Bush hasn't gone a day without a public event devoted to the storm and its aftermath. But none of those trips so far -- nor appearances by several Cabinet members in the region -- has quieted complaints that Washington's response to the disaster has been sluggish.

Aaron Broussard, president of Jefferson Parish, just south of New Orleans, broke down on NBC's "Meet the Press" when he talked about people who waited for help.

"They were told like me, every single day, the cavalry's coming, on a federal level. The cavalry's coming, the cavalry's coming, the cavalry's coming. I have just begun to hear the hoofs of the cavalry ..." Broussard said.

"They've had press conferences -- I'm sick of the press conferences. For God's sakes, shut up and send us somebody."

It was Bush's third inspection tour, the second by ground. Last week, he had his pilot lower Air Force One, the presidential jet, to an altitude of about 2,500 feet as he flew over the area. Last Friday, he walked a neighborhood in Biloxi on Mississippi's coast and stopped at the airport and a breached levee in New Orleans.

Baton Rouge, about 80 miles northwest of New Orleans, largely escaped damage. Its population, however, has swelled dramatically with displaced people and is experiencing clogged roads and supply shortages.

Poplarville, where Bush was to meet with state and local officials at the Pearl River Community College, is about 45 miles inland. But the area was in the path of Katrina's eye and devastation in the town and surrounding rural areas was enormous.

"The world saw this tidal wave of disaster descend upon the Gulf Coast," Bush said Sunday during a visit to the Red Cross disaster operations center in Washington, where he urged Americans to donate money, time and blood to the relief effort. "Now they're going to see a tidal wave of compassion."

In Houston earlier Monday, former Presidents George H.W. Bush and Bill Clinton announced a nationwide fundraising campaign to help the hurricane victims. Teaming up again after working for tsunami relief earlier this year, they said that the new Bush-Clinton Katrina Fund will send proceeds to governors in Louisiana, Mississippi and Alabama to help with disaster relief. (Full story) (Watch former President George H.W. Bush announce creation of the fund -- 6:53)

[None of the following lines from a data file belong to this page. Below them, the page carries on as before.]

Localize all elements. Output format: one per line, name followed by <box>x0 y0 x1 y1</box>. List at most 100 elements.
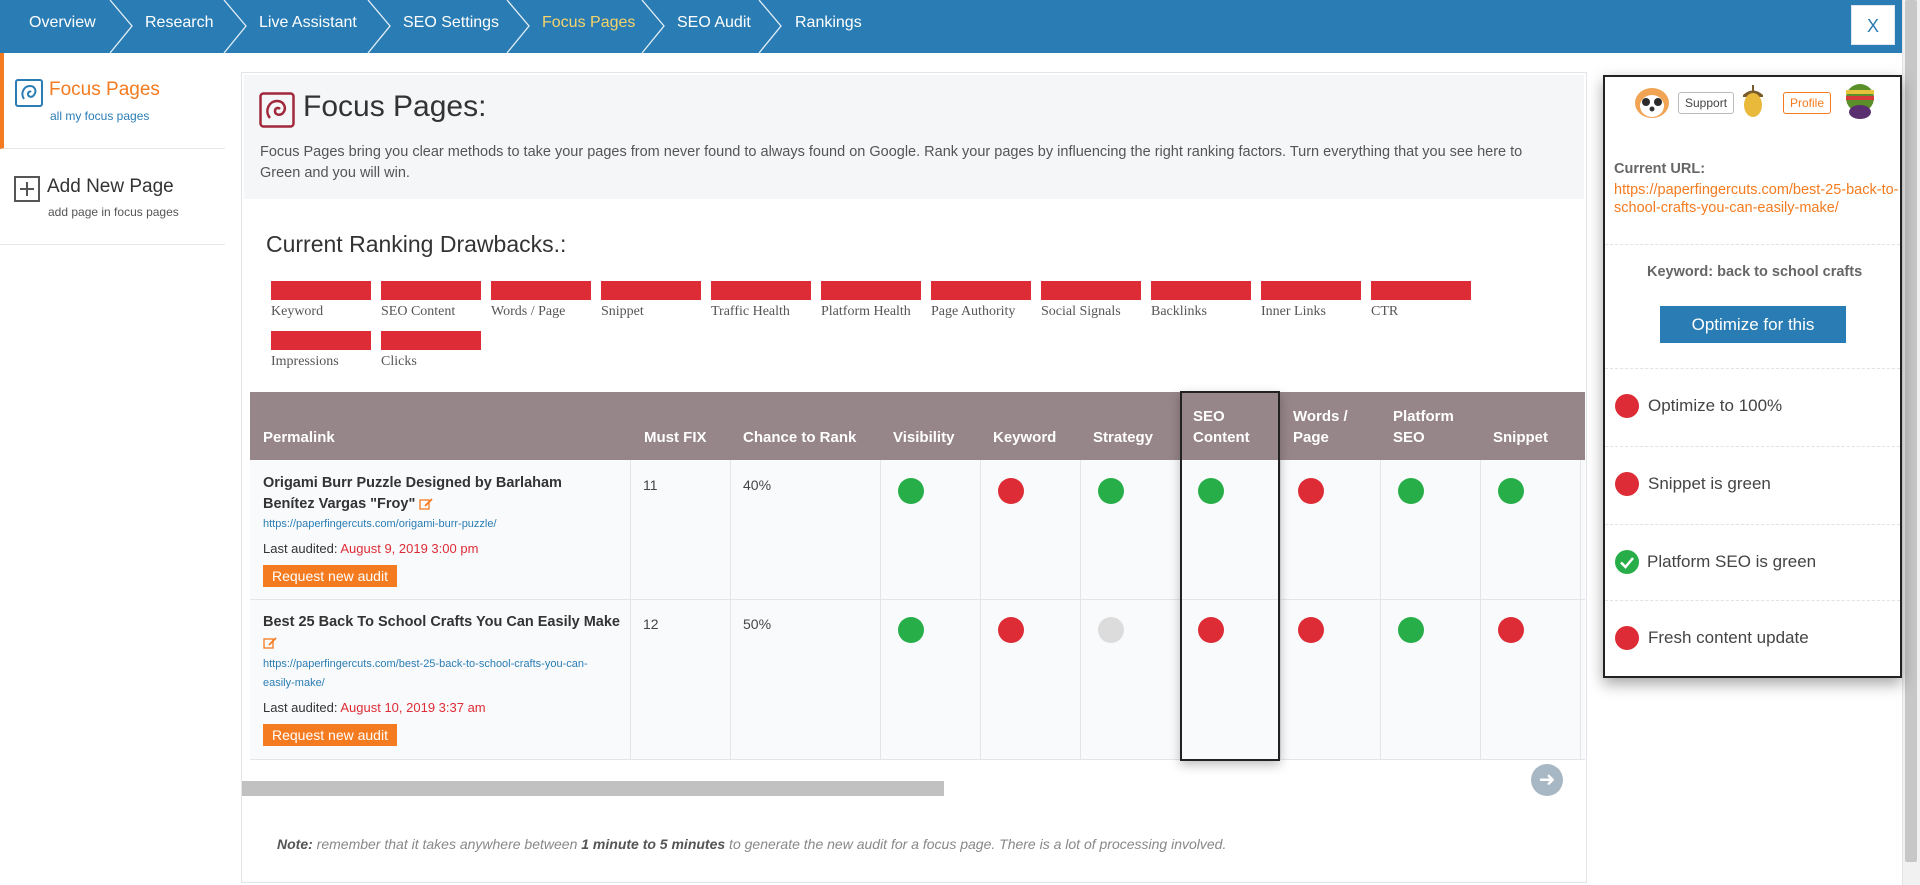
arrow-right-icon[interactable]: ➜ <box>1531 764 1563 796</box>
acorn-icon <box>1743 85 1763 117</box>
close-button[interactable]: X <box>1851 5 1895 45</box>
drawback-label: Inner Links <box>1261 304 1326 319</box>
task-status-dot <box>1615 626 1639 650</box>
nav-live-assistant[interactable]: Live Assistant <box>259 0 357 53</box>
task-snippet-green[interactable]: Snippet is green <box>1648 474 1771 494</box>
drawback-label: CTR <box>1371 304 1399 319</box>
profile-button[interactable]: Profile <box>1783 92 1832 114</box>
check-circle-icon <box>1615 550 1639 574</box>
page-url-link[interactable]: https://paperfingercuts.com/best-25-back… <box>263 655 618 693</box>
last-audited-date: August 9, 2019 3:00 pm <box>340 541 479 556</box>
note-text: to generate the new audit for a focus pa… <box>725 836 1227 852</box>
chance-to-rank-value: 40% <box>743 477 772 493</box>
chance-to-rank-value: 50% <box>743 616 772 632</box>
drawback-bar <box>1261 281 1361 300</box>
task-platform-seo-green[interactable]: Platform SEO is green <box>1647 552 1816 572</box>
drawback-bar <box>271 331 371 350</box>
breadcrumb-separator-icon <box>641 0 665 53</box>
column-header-strategy[interactable]: Strategy <box>1093 392 1153 460</box>
focus-pages-icon <box>15 79 43 107</box>
column-header-chance-to-rank[interactable]: Chance to Rank <box>743 392 856 460</box>
request-new-audit-button[interactable]: Request new audit <box>263 724 397 746</box>
page-description: Focus Pages bring you clear methods to t… <box>260 144 1523 181</box>
status-dot-platform-seo <box>1398 617 1424 643</box>
task-optimize-to-100[interactable]: Optimize to 100% <box>1648 396 1782 416</box>
divider <box>1605 524 1900 525</box>
page-title-text: Origami Burr Puzzle Designed by Barlaham… <box>263 475 562 512</box>
task-status-dot <box>1615 472 1639 496</box>
status-dot-strategy <box>1098 478 1124 504</box>
page-title: Focus Pages: <box>303 90 487 123</box>
nav-seo-audit[interactable]: SEO Audit <box>677 0 751 53</box>
breadcrumb-separator-icon <box>758 0 782 53</box>
nav-overview[interactable]: Overview <box>29 0 96 53</box>
divider <box>1605 244 1900 245</box>
keyword-label: Keyword: back to school crafts <box>1647 264 1863 280</box>
edit-icon[interactable] <box>263 637 277 650</box>
processing-note: Note: remember that it takes anywhere be… <box>277 836 1226 852</box>
column-header-snippet[interactable]: Snippet <box>1493 392 1548 460</box>
drawback-label: Traffic Health <box>711 304 790 319</box>
page-url-link[interactable]: https://paperfingercuts.com/origami-burr… <box>263 515 613 534</box>
drawback-label: Backlinks <box>1151 304 1207 319</box>
page-title-cell[interactable]: Origami Burr Puzzle Designed by Barlaham… <box>263 473 593 515</box>
column-header-must-fix[interactable]: Must FIX <box>644 392 707 460</box>
support-button[interactable]: Support <box>1678 92 1735 114</box>
nav-rankings[interactable]: Rankings <box>795 0 862 53</box>
column-header-visibility[interactable]: Visibility <box>893 392 954 460</box>
nav-research[interactable]: Research <box>145 0 213 53</box>
column-header-permalink[interactable]: Permalink <box>263 392 335 460</box>
task-fresh-content-update[interactable]: Fresh content update <box>1648 628 1809 648</box>
optimize-for-this-button[interactable]: Optimize for this <box>1660 306 1846 343</box>
drawback-label: Page Authority <box>931 304 1016 319</box>
breadcrumb-separator-icon <box>223 0 247 53</box>
page-title-cell[interactable]: Best 25 Back To School Crafts You Can Ea… <box>263 612 623 654</box>
note-duration: 1 minute to 5 minutes <box>581 836 726 852</box>
drawback-bar <box>1151 281 1251 300</box>
last-audited-label: Last audited: <box>263 541 338 556</box>
nav-seo-settings[interactable]: SEO Settings <box>403 0 499 53</box>
breadcrumb-separator-icon <box>506 0 530 53</box>
current-url-link[interactable]: https://paperfingercuts.com/best-25-back… <box>1614 181 1899 217</box>
last-audited-date: August 10, 2019 3:37 am <box>340 700 486 715</box>
column-divider <box>1280 460 1281 760</box>
status-dot-words-per-page <box>1298 478 1324 504</box>
status-dot-words-per-page <box>1298 617 1324 643</box>
highlighted-column-seo-content <box>1180 391 1280 761</box>
drawback-label: SEO Content <box>381 304 456 319</box>
mascot-icon <box>1635 88 1669 118</box>
page-scrollbar-thumb[interactable] <box>1905 0 1917 862</box>
nav-focus-pages[interactable]: Focus Pages <box>542 0 635 53</box>
avatar[interactable] <box>1842 82 1878 120</box>
drawback-label: Platform Health <box>821 304 911 319</box>
request-new-audit-button[interactable]: Request new audit <box>263 565 397 587</box>
status-dot-snippet <box>1498 617 1524 643</box>
column-header-words-per-page[interactable]: Words / Page <box>1293 392 1363 460</box>
status-dot-strategy <box>1098 617 1124 643</box>
drawback-bar <box>1371 281 1471 300</box>
last-audited: Last audited: August 10, 2019 3:37 am <box>263 700 486 715</box>
status-dot-visibility <box>898 478 924 504</box>
drawback-bar <box>381 331 481 350</box>
table-horizontal-scrollbar-thumb[interactable] <box>242 781 944 796</box>
drawback-label: Words / Page <box>491 304 566 319</box>
column-header-platform-seo[interactable]: Platform SEO <box>1393 392 1463 460</box>
column-divider <box>1380 460 1381 760</box>
status-dot-visibility <box>898 617 924 643</box>
sidebar-item-label: Add New Page <box>47 176 174 197</box>
drawback-bar <box>601 281 701 300</box>
column-header-keyword[interactable]: Keyword <box>993 392 1056 460</box>
status-dot-keyword <box>998 617 1024 643</box>
sidebar-item-sublabel: add page in focus pages <box>48 205 179 219</box>
note-lead: Note: <box>277 836 313 852</box>
divider <box>1605 600 1900 601</box>
drawback-bar <box>381 281 481 300</box>
task-status-dot <box>1615 394 1639 418</box>
breadcrumb-separator-icon <box>367 0 391 53</box>
status-dot-platform-seo <box>1398 478 1424 504</box>
drawback-bar <box>821 281 921 300</box>
sidebar-item-sublabel: all my focus pages <box>50 109 150 123</box>
focus-pages-icon <box>259 92 295 128</box>
drawback-label: Keyword <box>271 304 324 319</box>
edit-icon[interactable] <box>419 498 433 511</box>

Federal officials, meanwhile, confirmed the local officials' worst fears and agreed the death toll will skyrocket. "I think it's evident it's in the thousands," said Health and Human Services Secretary Michael Leavitt.

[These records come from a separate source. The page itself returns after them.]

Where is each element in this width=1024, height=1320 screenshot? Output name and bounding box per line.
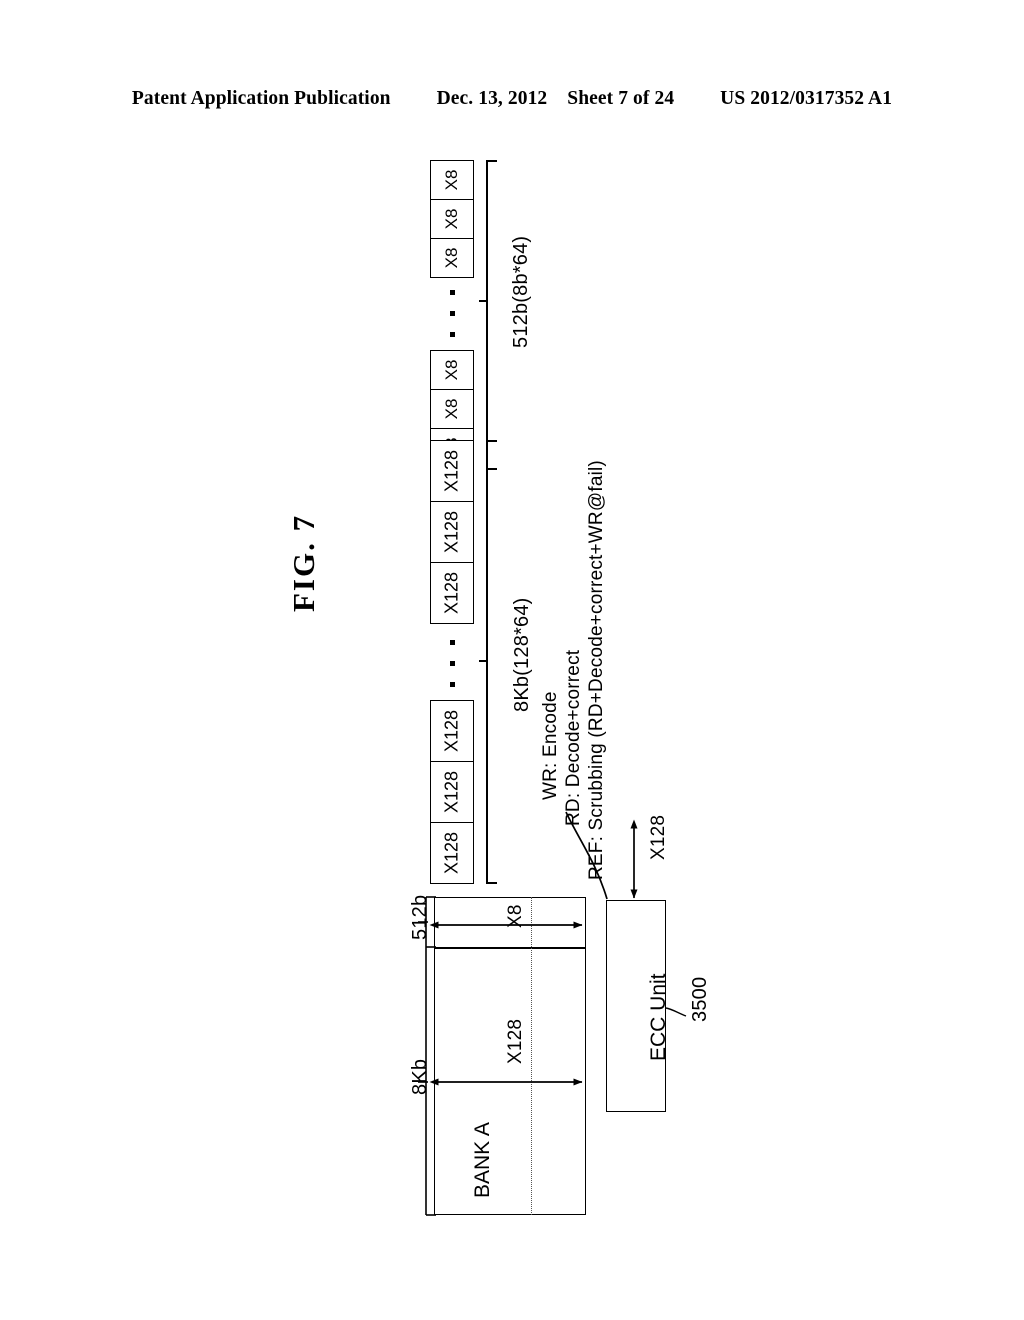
operation-wr: WR: Encode: [540, 691, 561, 800]
data-cell: X128: [430, 761, 474, 823]
data-bracket-tick: [479, 660, 488, 662]
parity-cell: X8: [430, 238, 474, 278]
parity-bracket-tick: [479, 300, 488, 302]
ecc-unit-label: ECC Unit: [647, 973, 670, 1061]
operation-rd: RD: Decode+correct: [563, 649, 584, 826]
bank-parity-divider: [434, 947, 586, 949]
parity-bracket-spine: [486, 160, 488, 470]
parity-cell-label: X8: [442, 169, 461, 191]
data-row-ellipsis: [450, 640, 456, 703]
parity-cell-label: X8: [442, 208, 461, 230]
bank-parity-width-label: X8: [505, 904, 526, 928]
parity-row-label: 512b(8b*64): [510, 235, 532, 348]
parity-row-ellipsis: [450, 290, 456, 353]
parity-cell-label: X8: [442, 247, 461, 269]
data-bracket-cap-bottom: [486, 882, 497, 884]
data-cell-label: X128: [441, 571, 462, 615]
parity-cell-label: X8: [442, 359, 461, 381]
data-cell: X128: [430, 562, 474, 624]
bank-column-divider: [531, 897, 532, 1215]
header-document-number: US 2012/0317352 A1: [720, 88, 893, 109]
header-date: Dec. 13, 2012: [436, 88, 548, 109]
data-bracket-cap-top: [486, 440, 497, 442]
data-row-label: 8Kb(128*64): [511, 597, 533, 712]
parity-cell: X8: [430, 350, 474, 390]
data-cell-label: X128: [441, 709, 462, 753]
data-bracket-spine: [486, 440, 488, 884]
parity-cell: X8: [430, 199, 474, 239]
parity-bracket-cap-top: [486, 160, 497, 162]
parity-cell: X8: [430, 160, 474, 200]
bank-height-dimension-label: 8Kb: [409, 1058, 431, 1095]
bank-data-width-label: X128: [505, 1018, 526, 1064]
parity-bracket-cap-bottom: [486, 468, 497, 470]
parity-cell: X8: [430, 389, 474, 429]
data-cell-label: X128: [441, 831, 462, 875]
data-cell: X128: [430, 501, 474, 563]
header-sheet: Sheet 7 of 24: [567, 88, 675, 109]
data-cell: X128: [430, 440, 474, 502]
header-publication: Patent Application Publication: [131, 88, 391, 109]
data-cell: X128: [430, 700, 474, 762]
bank-parity-dimension-label: 512b: [409, 894, 431, 940]
page-header: Patent Application Publication Dec. 13, …: [0, 88, 1024, 110]
parity-cell-label: X8: [442, 398, 461, 420]
data-cell: X128: [430, 822, 474, 884]
ecc-unit-block: ECC Unit: [606, 900, 670, 1112]
data-cell-label: X128: [441, 770, 462, 814]
data-cell-label: X128: [441, 510, 462, 554]
ecc-bus-width-label: X128: [648, 814, 669, 860]
bank-a-label: BANK A: [471, 1122, 494, 1198]
figure-title: FIG. 7: [286, 513, 321, 612]
operation-ref: REF: Scrubbing (RD+Decode+correct+WR@fai…: [586, 460, 607, 880]
data-cell-label: X128: [441, 449, 462, 493]
ecc-unit-reference-number: 3500: [689, 976, 711, 1022]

The Red Cross said that by Monday morning, 75,000 names were on its "family links registry" for disaster victims and their relatives. Victims go on the list when they are registered at shelters.

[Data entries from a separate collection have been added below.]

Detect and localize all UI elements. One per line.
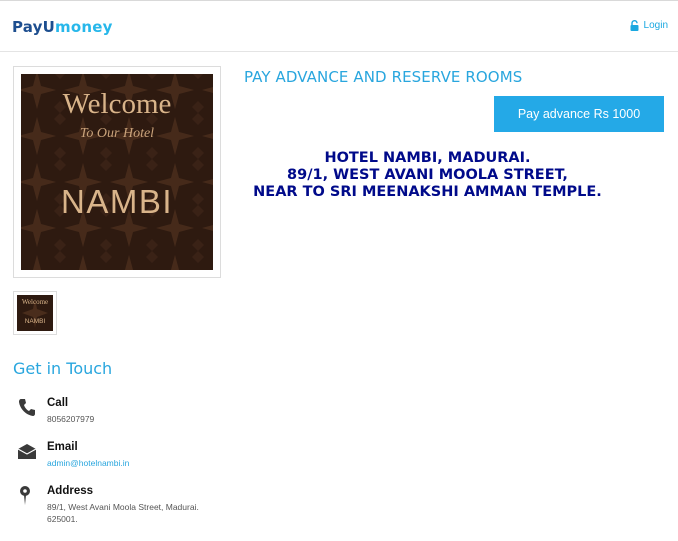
hotel-main-image: Welcome To Our Hotel NAMBI <box>13 66 221 278</box>
login-link[interactable]: Login <box>630 20 668 31</box>
logo-payu-text: PayU <box>12 18 56 36</box>
location-pin-icon <box>20 486 30 505</box>
lock-icon <box>630 20 639 31</box>
pay-advance-button[interactable]: Pay advance Rs 1000 <box>494 96 664 132</box>
phone-icon <box>19 399 35 416</box>
call-label: Call <box>47 397 69 409</box>
call-value[interactable]: 8056207979 <box>47 413 227 425</box>
nambi-text: NAMBI <box>61 183 173 220</box>
login-label: Login <box>643 20 668 31</box>
hotel-description: HOTEL NAMBI, MADURAI. 89/1, WEST AVANI M… <box>230 150 625 201</box>
hotel-line-3: NEAR TO SRI MEENAKSHI AMMAN TEMPLE. <box>253 184 602 200</box>
address-label: Address <box>47 485 94 497</box>
offer-title: PAY ADVANCE AND RESERVE ROOMS <box>244 68 523 86</box>
thumbnail-graphic: Welcome NAMBI <box>17 295 53 331</box>
thumb-nambi-text: NAMBI <box>25 318 46 325</box>
get-in-touch-heading: Get in Touch <box>13 359 113 378</box>
hotel-image-thumbnail[interactable]: Welcome NAMBI <box>13 291 57 335</box>
address-value: 89/1, West Avani Moola Street, Madurai. … <box>47 502 199 524</box>
welcome-text: Welcome <box>63 88 172 120</box>
email-label: Email <box>47 441 78 453</box>
top-bar: PayUmoney Login <box>0 0 678 52</box>
thumb-welcome-text: Welcome <box>22 298 48 306</box>
envelope-icon <box>17 444 37 459</box>
to-our-hotel-text: To Our Hotel <box>80 126 154 141</box>
payumoney-logo[interactable]: PayUmoney <box>12 18 113 36</box>
email-value[interactable]: admin@hotelnambi.in <box>47 457 227 469</box>
logo-money-text: money <box>55 18 113 36</box>
welcome-banner-graphic: Welcome To Our Hotel NAMBI <box>21 74 213 270</box>
hotel-line-2: 89/1, WEST AVANI MOOLA STREET, <box>287 167 568 183</box>
hotel-line-1: HOTEL NAMBI, MADURAI. <box>324 150 531 166</box>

Red Cross spokeswoman Tracy Gary said the relief agency was caring for 135,000 survivors across 14 states. At least 470 shelters were operating by Monday and Red Cross chapters across the country were alerted to find additional locations as victims are sent out of the Gulf Coast.

More than 5,000 Red Cross volunteers made their way to the disaster areas any way they could get there, joining thousands of volunteers from the affected areas. The agency has raised more than $400 million so far.

Bush has come under fire for waiting until two days after Katrina hit -- and a day after levee breaks drowned New Orleans -- to return to Washington from his August break in Texas to oversee the federal response.

It ended up taking several days for food and water to reach the tens of thousands of desperate New Orleans residents who took shelter in the increasingly squalid and deadly Superdome and city convention center. Outlying areas, though receiving less nationwide attention, suffered some of the same problems.

Officials are now reporting some progress, and some new worries.

The leader of the air component of the military's task force said rescuers have plucked tens of thousands of terrified residents in readily visible locations, but is just starting on a door-to-door search that will take weeks, if not months.

Hundreds of federal health officers and nearly 100 tons of medical supplies were on their way to the Gulf Coast to try to head off disease outbreaks, feared because of the hot weather, mosquitos and standing water holding human waste, corpses and other contaminants.